¡Hay tantos jóvenes comprometidos de corazón con la civilización del amor! Yo los admiro… Cuando veo su modo de trabajar, me asombra su entrega y su celo pastoral, y quiero un poco de todo su entusiasmo, inteligencia y esfuerzo. Pero junto a la admiración también, admito, siento como hermano un poco de temor y preocupación.
Ellos viven apasionados por Jesús y por su Reino. Generosos en tiempo y esfuerzos, se dedican al trabajo pastoral casi 24/7. Horas de servicio en encuentros, reuniones, en la soledad de sus computadoras planificando o activos en el WhatsApp y otros medios para organizar y comunicar eventos, procesiones, misiones, vigilias, retiros…
Lo que me que me preocupa es ¿dónde se encienden estos fuegos?, ¿cómo se cuidan estos fuegos?, ¿dónde acaban estos fuegos? A veces veo, con vértigo, cómo crecen las ojeras en muchos de estos jóvenes admirables. Cómo se borronean sus vistas, se entumecen sus pasos, se agrietan sus sonrisas, se inquietan sus noches, se aceleran sus volantes. ¡Basta ver cómo explotan sus agendas! Y me pregunto si a veces estos fuegos que encienden otros fuegos no terminan destruidos por las llamas. No puedo creer que sea este el fuego de Jesús. Quiero decir: el fuego de Jesús no destruye. Sí consume, pero, misteriosamente, dando más vida.

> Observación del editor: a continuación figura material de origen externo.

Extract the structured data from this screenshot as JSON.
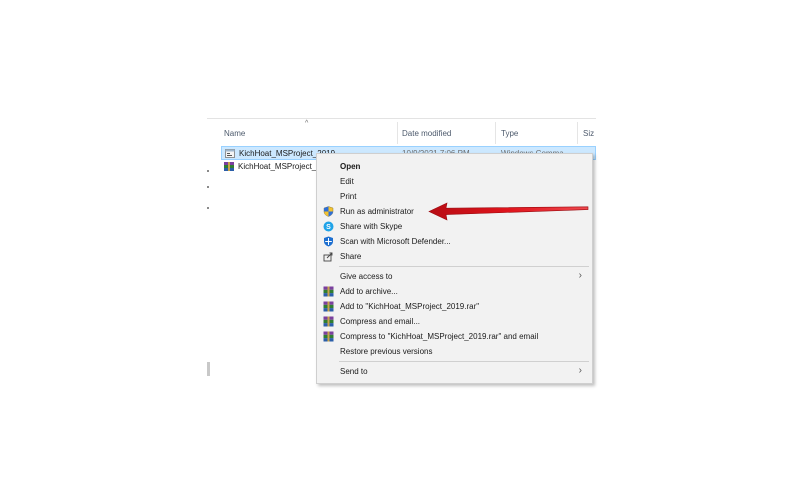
{
  "explorer": {
    "columns": {
      "name": "Name",
      "date_modified": "Date modified",
      "type": "Type",
      "size": "Siz"
    },
    "files": [
      {
        "name": "KichHoat_MSProject_2019",
        "date": "10/9/2021 7:06 PM",
        "type": "Windows Comma...",
        "icon": "batch-file-icon",
        "selected": true
      },
      {
        "name": "KichHoat_MSProject_",
        "date": "",
        "type": "",
        "icon": "winrar-archive-icon",
        "selected": false
      }
    ]
  },
  "context_menu": {
    "items": [
      {
        "label": "Open",
        "bold": true,
        "icon": ""
      },
      {
        "label": "Edit",
        "icon": ""
      },
      {
        "label": "Print",
        "icon": ""
      },
      {
        "label": "Run as administrator",
        "icon": "uac-shield-icon"
      },
      {
        "label": "Share with Skype",
        "icon": "skype-icon"
      },
      {
        "label": "Scan with Microsoft Defender...",
        "icon": "defender-icon"
      },
      {
        "label": "Share",
        "icon": "share-icon"
      },
      {
        "label": "Give access to",
        "icon": "",
        "submenu": true
      },
      {
        "label": "Add to archive...",
        "icon": "winrar-icon"
      },
      {
        "label": "Add to \"KichHoat_MSProject_2019.rar\"",
        "icon": "winrar-icon"
      },
      {
        "label": "Compress and email...",
        "icon": "winrar-icon"
      },
      {
        "label": "Compress to \"KichHoat_MSProject_2019.rar\" and email",
        "icon": "winrar-icon"
      },
      {
        "label": "Restore previous versions",
        "icon": ""
      },
      {
        "label": "Send to",
        "icon": "",
        "submenu": true
      }
    ],
    "submenu_glyph": "›"
  },
  "annotation": {
    "arrow_color": "#e0141c",
    "points_to": "Run as administrator"
  },
  "colors": {
    "selection_bg": "#cce8ff",
    "selection_border": "#99d1ff",
    "menu_bg": "#f2f2f2",
    "header_text": "#4d5a6c"
  }
}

¿Supuestamente, este consumirse por el Reino es lo que todo cristiano estaría llamado a hacer? Entregar la vida, perder la vida para recobrarla, caer en tierra y morir para dar fruto… Sí, claro que estamos llamados a entregarnos, pero al modo de Jesús. Y el modo de Jesús es ir a la Cruz solo al final. Durante sus años de misión lo vemos entregarse dedicando tiempo a la oración, a formar comunidad con sus apóstoles, lo vemos predicar y sanar, pero al modo de la levadura en la masa: uno por acá, otro por allá… ¿Por qué, Señor, no curaste a todos los enfermos? ¿Por qué, Señor, un puñado de varones y mujeres, en vez de una masa multitudinaria y organizada? No sé, Señor, pero no puedo negar que mirar tu modo aquieta mis ansiedades y desvanece mis frustraciones. La necesidad –siempre urgente e inagotable– sumada al exitismo y al activismo, a veces cambian al Dios de la vida por el dios del agotamiento.

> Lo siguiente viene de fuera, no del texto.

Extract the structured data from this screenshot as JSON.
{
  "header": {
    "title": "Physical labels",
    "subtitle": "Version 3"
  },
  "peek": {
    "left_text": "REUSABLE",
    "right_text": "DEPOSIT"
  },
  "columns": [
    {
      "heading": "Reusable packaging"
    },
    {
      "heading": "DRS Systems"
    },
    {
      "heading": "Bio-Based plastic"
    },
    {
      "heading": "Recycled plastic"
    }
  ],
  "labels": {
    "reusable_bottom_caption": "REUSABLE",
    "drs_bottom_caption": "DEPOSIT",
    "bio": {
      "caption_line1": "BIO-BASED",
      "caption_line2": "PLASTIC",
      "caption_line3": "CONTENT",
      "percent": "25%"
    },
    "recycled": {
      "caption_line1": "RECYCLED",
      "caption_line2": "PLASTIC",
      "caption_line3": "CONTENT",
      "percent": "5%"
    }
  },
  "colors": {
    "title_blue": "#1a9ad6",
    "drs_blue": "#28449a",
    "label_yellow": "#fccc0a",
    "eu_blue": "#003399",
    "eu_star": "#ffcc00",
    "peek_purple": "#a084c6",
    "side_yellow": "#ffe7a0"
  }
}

Tu Reino nos urge, la civilización del amor nos urge, pero creo que Dios no la quiere a costa nuestra, sino con nosotros, entre nosotros, como levadura en la masa, que sí, desaparece –la levadura se disuelve– pero para más vida.
No creo en un Maestro explotador de sus discípulos, creo en un Maestro que vino a que tengamos vida, todos, en abundancia; no solo que el resto tenga vida, también nosotros, que ‘trabajamos’ en sus cosas. Y esa vida no es solo ‘eterna’; es vida acá y ahora, es todo lo que nos haga sentir ‘vivos’, y que interiormente sentimos como plenitud, paz, serenidad, sentido, fortaleza, alegría, incluso salud.
Creo que Jesús, cuando llama a trabajar para él, no sólo no nos quita la propia vida –’desgastándola’ en la entrega– sino que la lleva a una plenitud totalmente nueva y mayor. Me gusta pensar que también vale para el Evangelio ese dicho que dice «el que parte y reparte se queda con la mejor parte»; creo que el Reino que llega a la sociedad a través nuestro no pasa arrasándonos sino dándonos esa misma vida de la que somos servidores. «La gloria de Dios es el hombre viviente», ¡no solo lo que hagas, sino que todos –y vos incluido– vivan! Esa es la buena noticia.
¿Estamos pudiendo encontrar el amor de Jesús en la oración, para descansar en él nuestras tareas y preocupaciones? ¿Tenemos con quien acompañarnos, quien nos consuele en nuestras luchas, quien nos escuche? ¿Celebramos la vida, los logros, la fraternidad? ¿Dormimos bien? ¿Comemos bien? ¿Tenemos tiempo para vivir ‘humanamente’? ¿Y nuestros procesos personales? ¿Aceptamos que todavía estamos creciendo, madurando, buscando, y que es bueno e importante también dedicarnos a eso…? Por la compleja realidad económica, a los jóvenes hoy nos cuesta creer en la inversión, pero ¿estamos valorando estos años de juventud para crecer y formarnos, para estudiar y prepararnos bien para la propia profesión? Todo lo que invirtamos en este tiempo va a ser regalo –y es ya regalo– para Dios y para los demás.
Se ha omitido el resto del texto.